Brame rose through the ranks to become police chief in Tacoma, a city of 194,000, in January 2002.
Troyer said Brame was highly respected. "He was exactly what you want — rose up through the ranks, worked very hard and made chief," he said.
On Friday, the Seattle Post-Intelligencer reported that documents in the couple’s divorce case recounted a stormy, sometimes violent relationship.
Crystal Brame accused her husband of pointing his gun at her, trying to choke her in November and saying he "could snap my neck if he wanted to."
It was the fourth time in 2002 that he had tried to choke her, she said. After each time he sent flowers to apologize, she added.
But Brame said he had been victimized in the relationship. He accused his wife of having a "ferocious temper" and being emotionally unstable.
In court papers, Brame said his wife scratched, bruised and pushed him during two fights in September 1996.
"As hard as it is to believe and as ashamed as I am of this fact, Mrs. Brame has physically abused me for a number of years, often in the presence of the children," said Brame, who is 6-foot-1 and weighs 175 pounds. Crystal Brame is 5 feet tall and weighs about 105 pounds.
Brame said he reported the fights to his boss at the time, interim Chief Ken Monner; to another Tacoma officer who photographed his bruises, and to police in Gig Harbor, where he was living at the time.
Brame asked that authorities not arrest his wife. He said he reported the fights to "protect himself."
But Gig Harbor Police Chief Mitchell Barker said Friday that Brame’s account is different from what his officers recall and records indicate.
Barker said Brame was "vague" about his marital problems and did not report any physical assault.

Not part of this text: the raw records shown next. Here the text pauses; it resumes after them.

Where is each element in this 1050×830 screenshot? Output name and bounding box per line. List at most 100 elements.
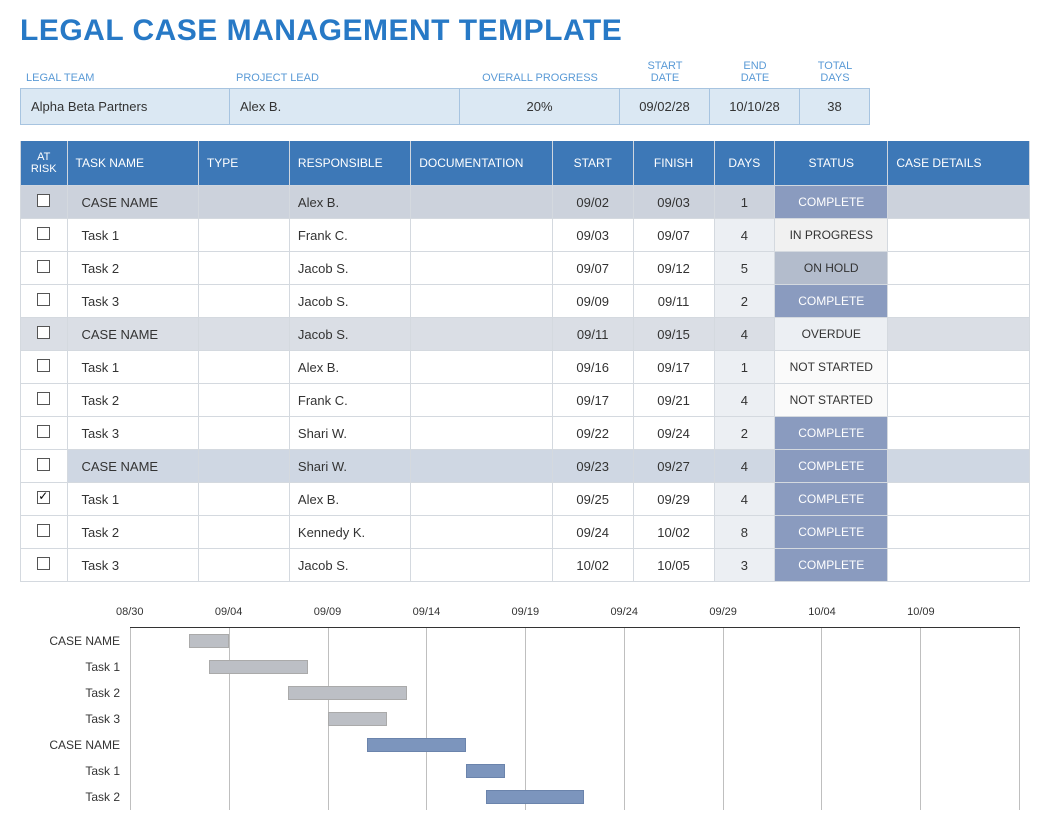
resp-cell: Alex B. xyxy=(289,186,410,219)
days-cell: 3 xyxy=(714,549,775,582)
details-cell xyxy=(888,252,1030,285)
summary-hdr-end: END DATE xyxy=(710,54,800,88)
gantt-axis: 08/3009/0409/0909/1409/1909/2409/2910/04… xyxy=(130,606,1020,628)
gantt-row-track xyxy=(130,784,1020,810)
risk-cell xyxy=(21,483,68,516)
at-risk-checkbox[interactable] xyxy=(37,392,50,405)
status-cell: COMPLETE xyxy=(775,516,888,549)
start-cell: 09/03 xyxy=(552,219,633,252)
name-cell: Task 2 xyxy=(67,252,198,285)
finish-cell: 09/15 xyxy=(633,318,714,351)
name-cell: Task 1 xyxy=(67,219,198,252)
name-cell: Task 2 xyxy=(67,384,198,417)
summary-hdr-progress: OVERALL PROGRESS xyxy=(460,54,620,88)
status-cell: COMPLETE xyxy=(775,186,888,219)
col-days: DAYS xyxy=(714,141,775,186)
gantt-tick: 09/29 xyxy=(709,606,808,627)
summary-val-end: 10/10/28 xyxy=(710,88,800,125)
col-status: STATUS xyxy=(775,141,888,186)
at-risk-checkbox[interactable] xyxy=(37,425,50,438)
status-cell: NOT STARTED xyxy=(775,351,888,384)
at-risk-checkbox[interactable] xyxy=(37,458,50,471)
status-cell: NOT STARTED xyxy=(775,384,888,417)
status-cell: ON HOLD xyxy=(775,252,888,285)
start-cell: 09/16 xyxy=(552,351,633,384)
resp-cell: Alex B. xyxy=(289,351,410,384)
resp-cell: Kennedy K. xyxy=(289,516,410,549)
finish-cell: 09/29 xyxy=(633,483,714,516)
doc-cell xyxy=(411,318,553,351)
type-cell xyxy=(198,450,289,483)
at-risk-checkbox[interactable] xyxy=(37,491,50,504)
finish-cell: 10/02 xyxy=(633,516,714,549)
gantt-bar xyxy=(466,764,506,778)
days-cell: 4 xyxy=(714,384,775,417)
at-risk-checkbox[interactable] xyxy=(37,293,50,306)
gantt-tick: 10/04 xyxy=(808,606,907,627)
gantt-row-label: Task 1 xyxy=(40,654,130,680)
gantt-bar xyxy=(367,738,466,752)
name-cell: CASE NAME xyxy=(67,318,198,351)
start-cell: 09/09 xyxy=(552,285,633,318)
case-row: CASE NAMEJacob S.09/1109/154OVERDUE xyxy=(21,318,1030,351)
doc-cell xyxy=(411,417,553,450)
doc-cell xyxy=(411,384,553,417)
task-table: AT RISK TASK NAME TYPE RESPONSIBLE DOCUM… xyxy=(20,141,1030,582)
name-cell: Task 2 xyxy=(67,516,198,549)
case-row: CASE NAMEAlex B.09/0209/031COMPLETE xyxy=(21,186,1030,219)
start-cell: 09/23 xyxy=(552,450,633,483)
gantt-row-track xyxy=(130,680,1020,706)
resp-cell: Shari W. xyxy=(289,450,410,483)
at-risk-checkbox[interactable] xyxy=(37,359,50,372)
at-risk-checkbox[interactable] xyxy=(37,524,50,537)
at-risk-checkbox[interactable] xyxy=(37,194,50,207)
resp-cell: Alex B. xyxy=(289,483,410,516)
at-risk-checkbox[interactable] xyxy=(37,557,50,570)
summary-hdr-lead: PROJECT LEAD xyxy=(230,54,460,88)
days-cell: 4 xyxy=(714,318,775,351)
gantt-tick: 09/14 xyxy=(413,606,512,627)
task-row: Task 1Alex B.09/1609/171NOT STARTED xyxy=(21,351,1030,384)
gantt-row-label: CASE NAME xyxy=(40,732,130,758)
type-cell xyxy=(198,417,289,450)
gantt-tick: 09/04 xyxy=(215,606,314,627)
doc-cell xyxy=(411,186,553,219)
summary-hdr-team: LEGAL TEAM xyxy=(20,54,230,88)
doc-cell xyxy=(411,252,553,285)
gantt-tick: 09/09 xyxy=(314,606,413,627)
start-cell: 09/07 xyxy=(552,252,633,285)
details-cell xyxy=(888,384,1030,417)
col-resp: RESPONSIBLE xyxy=(289,141,410,186)
type-cell xyxy=(198,384,289,417)
risk-cell xyxy=(21,450,68,483)
start-cell: 09/02 xyxy=(552,186,633,219)
col-risk: AT RISK xyxy=(21,141,68,186)
gantt-tick: 08/30 xyxy=(116,606,215,627)
gantt-tick: 09/19 xyxy=(512,606,611,627)
days-cell: 5 xyxy=(714,252,775,285)
finish-cell: 09/12 xyxy=(633,252,714,285)
gantt-row-track xyxy=(130,732,1020,758)
gantt-row-label: Task 3 xyxy=(40,706,130,732)
gantt-row-label: CASE NAME xyxy=(40,628,130,654)
resp-cell: Shari W. xyxy=(289,417,410,450)
gantt-row-track xyxy=(130,706,1020,732)
at-risk-checkbox[interactable] xyxy=(37,260,50,273)
at-risk-checkbox[interactable] xyxy=(37,227,50,240)
summary-val-lead: Alex B. xyxy=(230,88,460,125)
gantt-row-track xyxy=(130,758,1020,784)
col-doc: DOCUMENTATION xyxy=(411,141,553,186)
at-risk-checkbox[interactable] xyxy=(37,326,50,339)
name-cell: CASE NAME xyxy=(67,450,198,483)
col-type: TYPE xyxy=(198,141,289,186)
days-cell: 4 xyxy=(714,219,775,252)
col-start: START xyxy=(552,141,633,186)
type-cell xyxy=(198,285,289,318)
details-cell xyxy=(888,219,1030,252)
details-cell xyxy=(888,417,1030,450)
days-cell: 1 xyxy=(714,351,775,384)
details-cell xyxy=(888,318,1030,351)
days-cell: 4 xyxy=(714,483,775,516)
name-cell: CASE NAME xyxy=(67,186,198,219)
summary-val-total: 38 xyxy=(800,88,870,125)
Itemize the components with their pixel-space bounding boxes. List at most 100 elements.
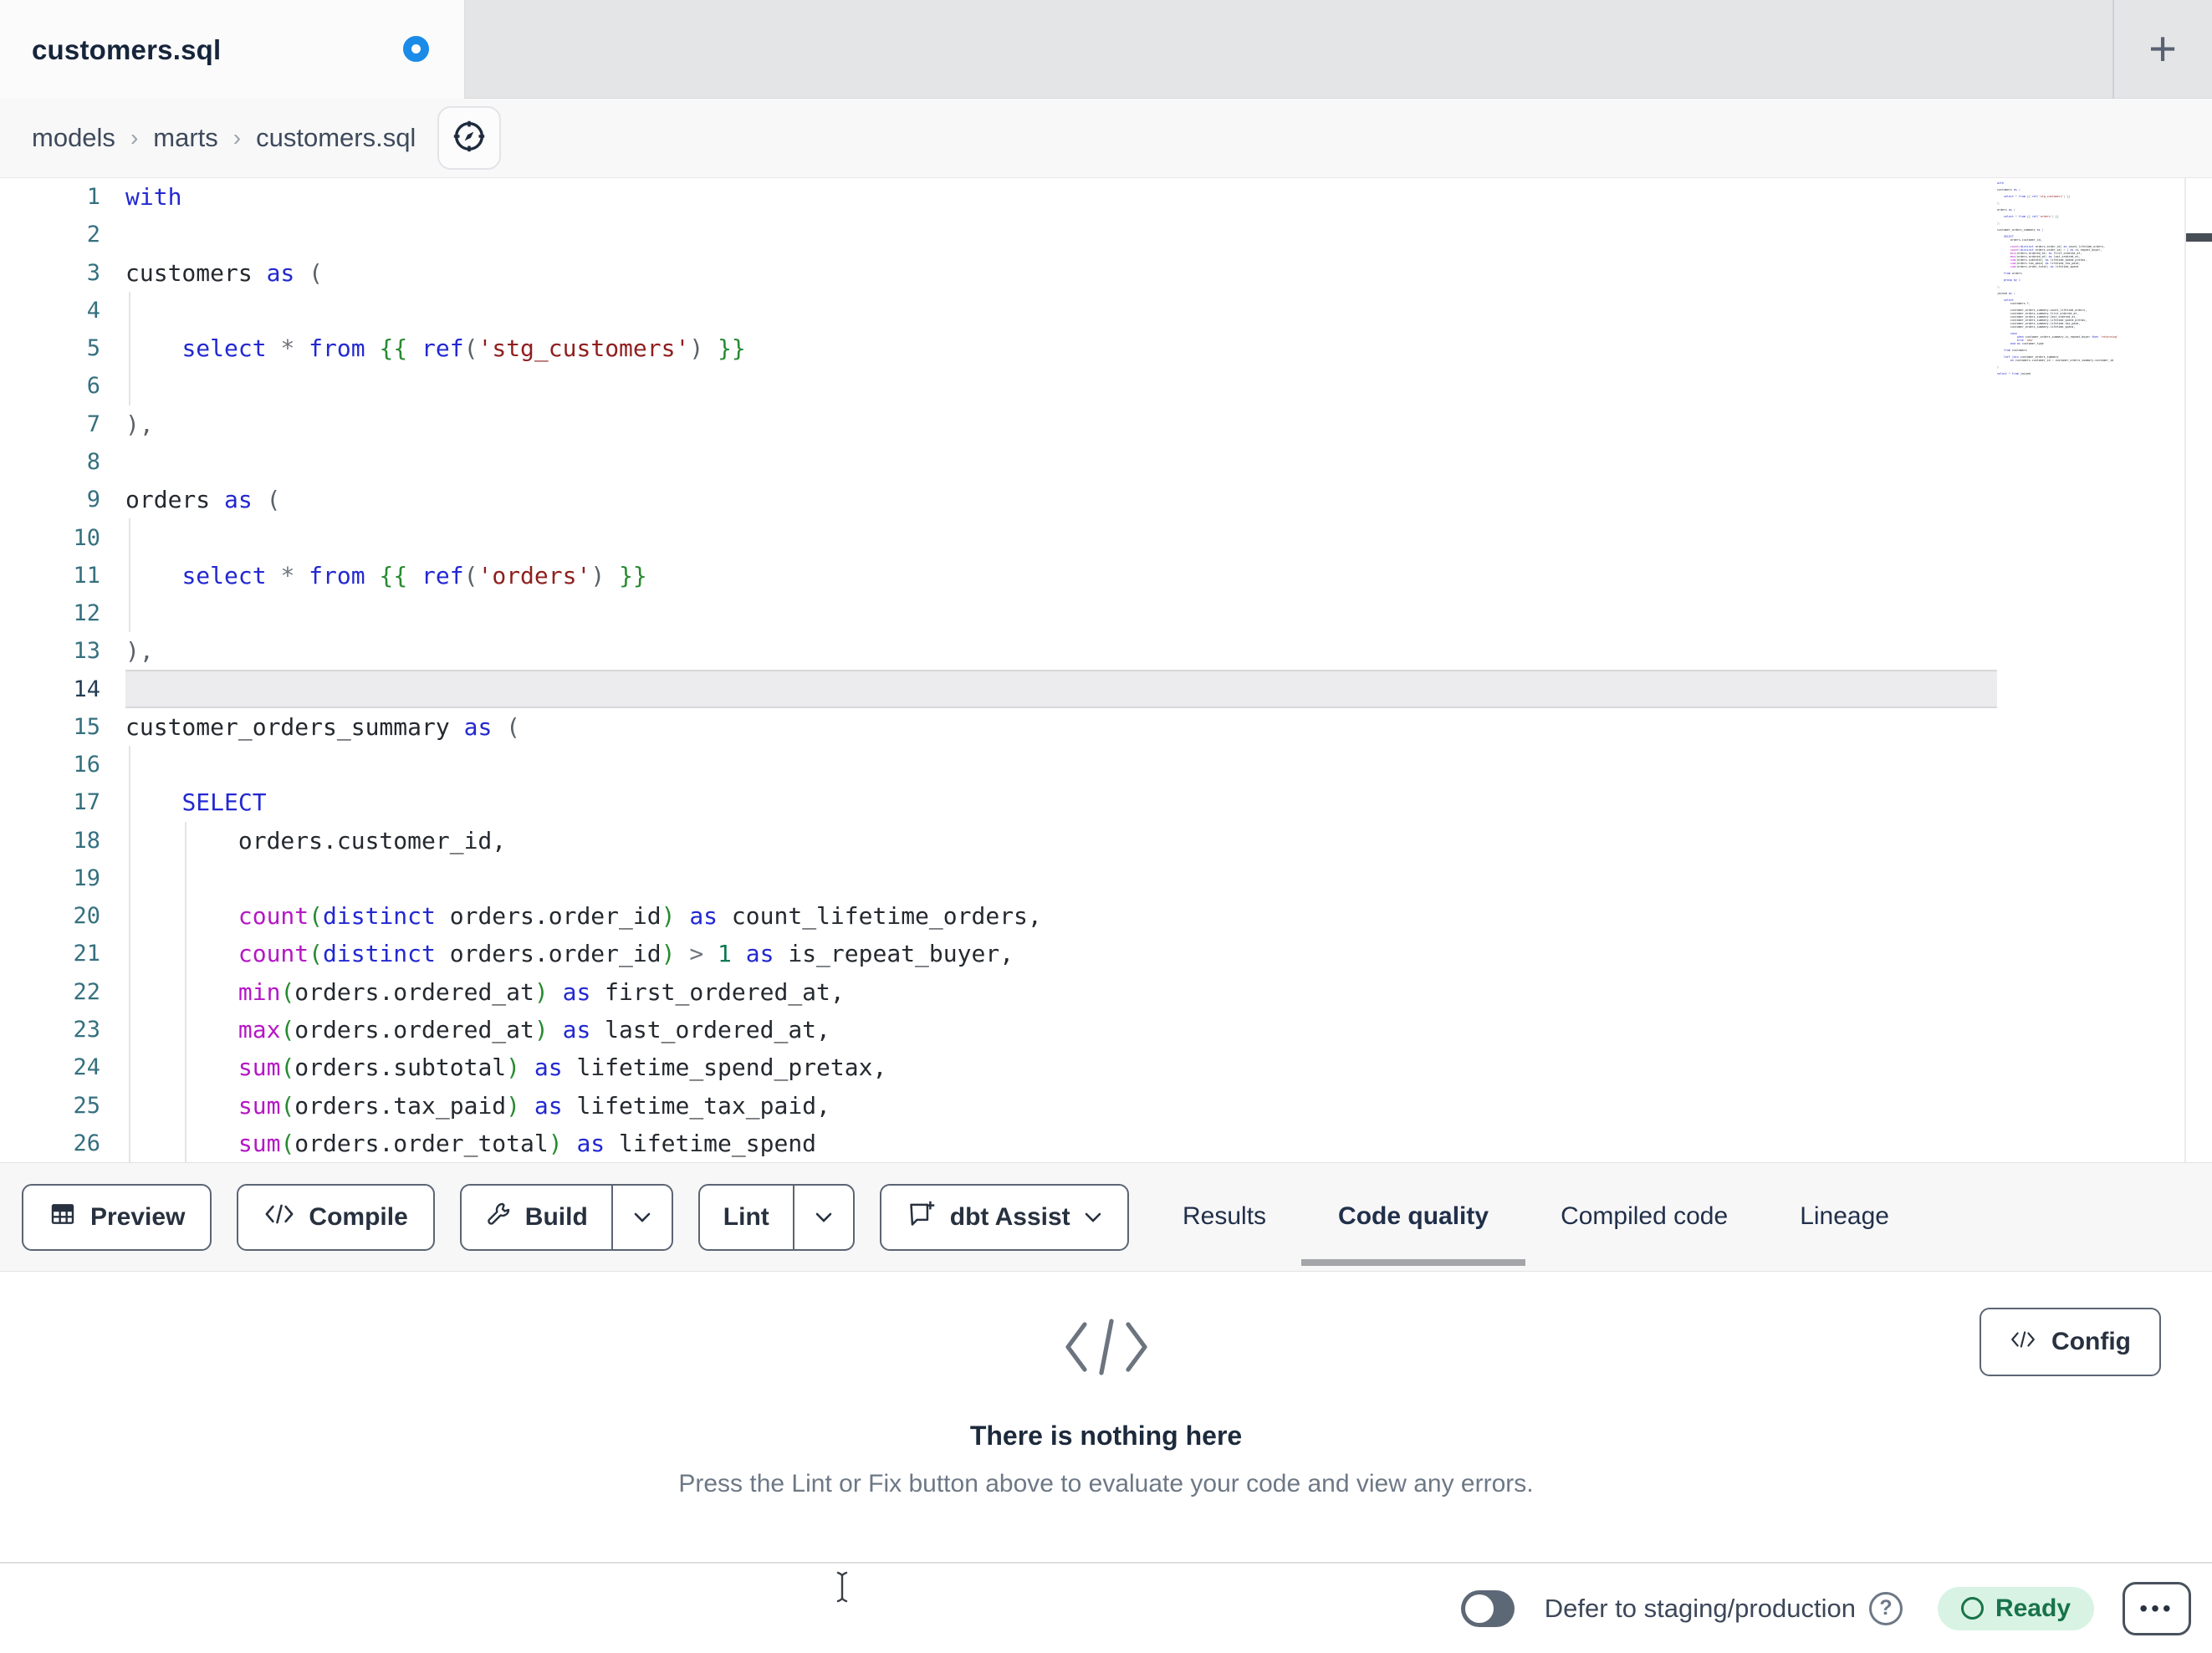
toggle-knob — [1464, 1594, 1494, 1623]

"If someone comes in and says they’ve been assaulted by a domestic partner, we have an obligation to investigate," the chief said.
His wife, in her court filings, said David Brame refused to let her use their credit card without permission, checked her car’s odometer to monitor trips to the grocery store and left his loaded service revolver on a bedroom shelf within reach of their two children.
Shortly before they separated in February, Brame pointed his service revolver at her, "telling me, ’Accidents happen,"’ according to the court filings.
Neither incident was reported to police, and Brame denied choking or pointing his gun at her.
Crystal Brame sought a restraining order March 26, after Brame threatened her again, according to court papers.